From the Guidelines
Gout treatment should prioritize corticosteroids, nonsteroidal anti-inflammatory drugs (NSAIDs), or colchicine for acute attacks, and urate-lowering therapy with allopurinol or febuxostat for long-term management in patients with frequent attacks or complications. When managing acute gout, the goal is to reduce inflammation and alleviate pain. According to the American College of Physicians guideline from 2017 1, corticosteroids, NSAIDs, or colchicine are recommended for treating acute gout, with a strong recommendation and high-quality evidence. For long-term management, the 2020 American College of Rheumatology guideline 1 provides strong recommendations for the use of urate-lowering therapy (ULT) in patients with tophaceous gout, radiographic damage, or frequent gout flares. Allopurinol is preferred as the first-line ULT, including for those with moderate to severe chronic kidney disease, with a starting dose of ≤100 mg/day. Key points for gout management include:
- Using colchicine at a low dose when treating acute gout, as recommended by the American College of Physicians 1
- Initiating ULT for patients with indications such as tophaceous gout or frequent flares, with a treat-to-target approach aiming for serum urate levels <6 mg/dL, as per the American College of Rheumatology guideline 1
- Implementing lifestyle modifications, including dietary changes, weight management, and hydration, to reduce the risk of gout attacks
- Considering concomitant anti-inflammatory prophylaxis for at least 3-6 months when starting ULT to prevent gout flares.
From the FDA Drug Label
For treatment of gout flares in patients with mild (Cl cr 50 to 80 mL/min) to moderate (Cl cr 30 to 50 mL/min) renal function impairment, adjustment of the recommended dose is not required, but patients should be monitored closely for adverse effects of colchicine However, in patients with severe impairment, while the dose does not need to be adjusted for the treatment of gout flares, a treatment course should be repeated no more than once every two weeks. For patients undergoing dialysis, the total recommended dose for the treatment of gout flares should be reduced to a single dose of 0.6 mg (one tablet). For these patients, the treatment course should not be repeated more than once every two weeks [see Dosage and Administration (2. 5)] .
Gout Treatment:
- The recommended dose of colchicine for treatment of gout flares does not require adjustment in patients with mild to moderate renal impairment, but close monitoring for adverse effects is necessary.

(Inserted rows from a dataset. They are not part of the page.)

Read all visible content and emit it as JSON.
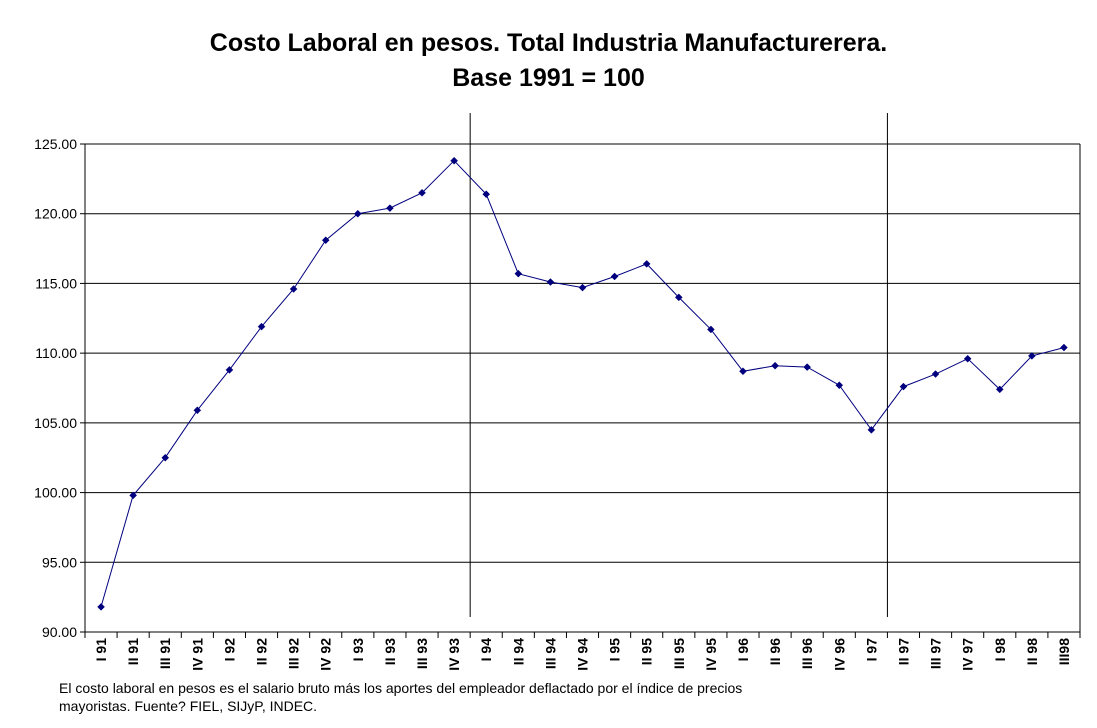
{
  "chart_data": {
    "type": "line",
    "title": "Costo Laboral en pesos. Total Industria Manufacturerera.",
    "subtitle": "Base 1991 = 100",
    "xlabel": "",
    "ylabel": "",
    "ylim": [
      90,
      125
    ],
    "yticks": [
      "90.00",
      "95.00",
      "100.00",
      "105.00",
      "110.00",
      "115.00",
      "120.00",
      "125.00"
    ],
    "grid": true,
    "legend": "none",
    "series_color": "#00007f",
    "categories": [
      "I 91",
      "II 91",
      "III 91",
      "IV 91",
      "I 92",
      "II 92",
      "III 92",
      "IV 92",
      "I 93",
      "II 93",
      "III 93",
      "IV 93",
      "I 94",
      "II 94",
      "III 94",
      "IV 94",
      "I 95",
      "II 95",
      "III 95",
      "IV 95",
      "I 96",
      "II 96",
      "III 96",
      "IV 96",
      "I 97",
      "II 97",
      "III 97",
      "IV 97",
      "I 98",
      "II 98",
      "III98"
    ],
    "values": [
      91.8,
      99.8,
      102.5,
      105.9,
      108.8,
      111.9,
      114.6,
      118.1,
      120.0,
      120.4,
      121.5,
      123.8,
      121.4,
      115.7,
      115.1,
      114.7,
      115.5,
      116.4,
      114.0,
      111.7,
      108.7,
      109.1,
      109.0,
      107.7,
      104.5,
      107.6,
      108.5,
      109.6,
      107.4,
      109.8,
      110.4
    ],
    "vertical_markers": [
      "IV 93",
      "I 97"
    ]
  },
  "footnote": {
    "line1": "El costo laboral en pesos es el salario bruto más los aportes del empleador deflactado por el índice de precios",
    "line2": "mayoristas. Fuente? FIEL, SIJyP, INDEC."
  }
}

- In patients with severe renal impairment, the treatment course should not be repeated more than once every two weeks.
- For patients undergoing dialysis, the recommended dose is a single dose of 0.6 mg, and the treatment course should not be repeated more than once every two weeks 2.
From the Research
Gout Treatment Overview
Gout is a common form of acute inflammatory arthritis caused by the deposition of monosodium urate crystals within the synovium of joints, leading to severe pain and reduced quality of life for patients with this condition 3.
Treatment Options for Acute Gout
- Non-steroidal anti-inflammatory drugs (NSAIDs), colchicine, and corticosteroids are options for the management of acute gout, with equal efficacy, and the choice is guided by comorbidities 4, 5.
- IL-1 inhibitors, such as canakinumab, are effective for the treatment of acute attacks in subjects refractory to and in those with contraindications to NSAIDs and/or colchicine 5, 6.
- Low-certainty evidence suggests that NSAIDs may improve pain at 24 hours and may have little to no effect on function, inflammation, or adverse events for treatment of acute gout 7.
Urate-Lowering Therapies
- Allopurinol and febuxostat are effective treatments for reducing concentrations of uric acid, with allopurinol being an agent of first choice for urate lowering therapy 3, 4, 6.
- Uricosuric agents, such as probenecid, increase uric acid excretion and are used as adjuncts to allopurinol and febuxostat 3, 4.
- Novel uricosurics, such as verinurad and arhalofenate, are emerging therapies with future promise 6.
Personalization of Treatment
- There is increasing personalization of treatment, adjusting pharmacotherapy depending on comorbidities, such as chronic kidney disease and ischemic heart disease, as well as patient preference 3, 6.
- Screening for HLA*B58:01 mutation is a cost-effective approach to decrease the occurrence of allopurinol hypersensitivity syndrome in Southeast Asian and Black populations 6.